2006 eu vou pra São Paulo, que porra de cidade que eu sempre estou indo e não encontro nada lá que me alegre! Virei Diretor Financeiro e Administrativo de uma OnG de 42 anos de vida. Assumi despesas e ainda fui taxado de "mão-leve" por parentes próximos. Extorquido e humilhado, passei fome II - o retorno e cheguei a comer uma carne de gado de cor verde azulada, congelada há meses perdida no gelo do freezer da geladeira. Foi o bife mais gostoso que comi na fome e no frio mais desgraçado que senti. Descobri que a ong era um núcleo de encontros para irmãos metralhas, 171, picaretas, vigaristas e candidatos a políticos corruptos que planejavam dar um golpe no Governo do Estado de São Paulo em 240 milhões de reais. Então fui até a delegacia de polícia civil, depois à polícia federal e me entreguei literalmente. Os caras me investigaram por meses e viram minha boa fé em tudo. Não fui preso nem nunca fui intimado, mas me comprometi em fechar a OnG para desmantelar a sede desses malandros, que tinha desde senhores de 45, 55 e 65 anos, como senhoras da mesma idade e estirpe. Convenci cada membro picareta a pedir a demissão, alegando uma novela e até paguei para algumas mulheres do bando para assinarem suas demissões. Voltei para casa aliviado e apaixonado por uma moça que uma cliente armara para ser a mulher da minha vida. 

 

2007 caso de novo e cego de amores. Isso não dura muito. 2008 a amada passa num concurso cobiçado e me deixa também, dizendo friamente que não precisa mais de meu carro, nem do meu apartamento, não precisa mais do meu nome e nem de mim. rsrs Acho que eu tinha problemas com o Governo.. só pode! rsrs Jurei que a próxima mulher, se tivesse, que entrasse em minha vida eu ia me certificar se ela tem vontade de fazer concurso ou se tem interesse de trabalhar para o governo. Se disser que sim, rsrs.. eu nem me daria ao trabalho de conquistá-la e sumia da frente dela... hahaha!

 

De dezembro de 2008 a Junho de 2010 vivi um ostracismo sem igual. Sem dinheiro, sem empresa, sem amigos, sem ninguém, sem coragem de tentar outra vez, como diz Raul Seixas em sua música, sem forças, sem amor próprio, profundamente desabilitado de saúde, energia, vontade e fé. Pensei em suicídios, até arrisquei alguma coisa. Passei uma, duas, três semanas sem almoçar, nem jantar, às vezes sem tomar banho nem dormir, sem sair à rua, só beliscando pão seco e tomando água com Rivotril. 
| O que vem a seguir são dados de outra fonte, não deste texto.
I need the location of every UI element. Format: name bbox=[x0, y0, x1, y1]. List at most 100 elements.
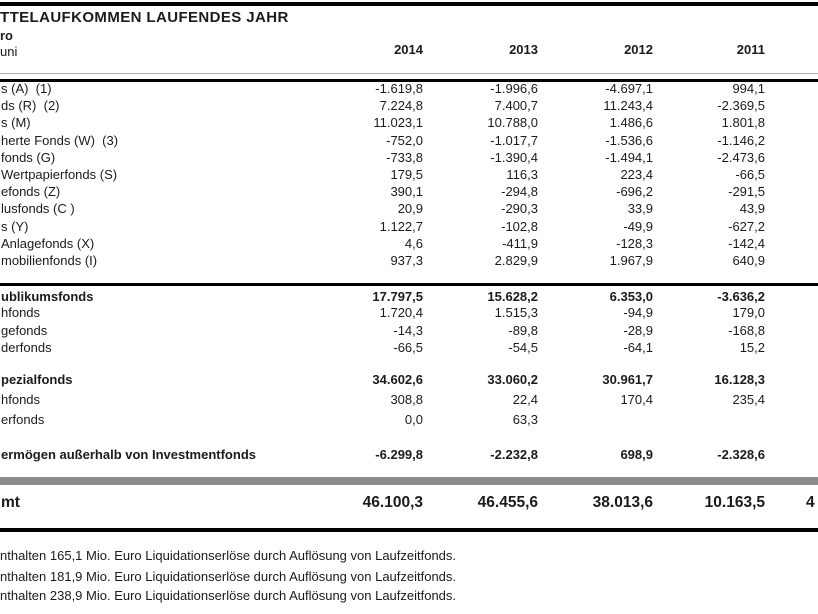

Em Julho de 2010 conheço uma menina linda, meu coração estraçalhado começa a bater novamente e estou hoje há 7 meses e meio namorando ela à distância. Há 1.200 km de distância. É frustrante, mas ela é o meu alento. Não posso dizer que sou feliz, até porque meu histórico mostra que não tenho motivos para isso. Mas existe uma esperança que nasceu há sete meses, mas prefiro não esperar muito, apenas viver os momentos e deixar que eu me surpreenda. Com 20 anos mais nova do que eu, uma criança com cabeça de moça grande aceitei o desafio e quero ver se passo por essa vida sem conhecer finalmente a tal felicidade plena.

 

Hoje desenvolvo um projeto muito bonito e interessante, tomara que dê certo, pois é para ajudar muitas pessoas que sofrem o revés da vida, situações de infelicidade quase eterna e que fará com que muitas pessoas digam que valeu ter nascido. Tenho fé que se meu projeto vingar eu ficarei feliz definitivamente e somado ao novo amor da menina nova poderei dizer que valeu a pena por cada momento de história que tive no passado e viverei meus dias imensamente grato por ser tão feliz.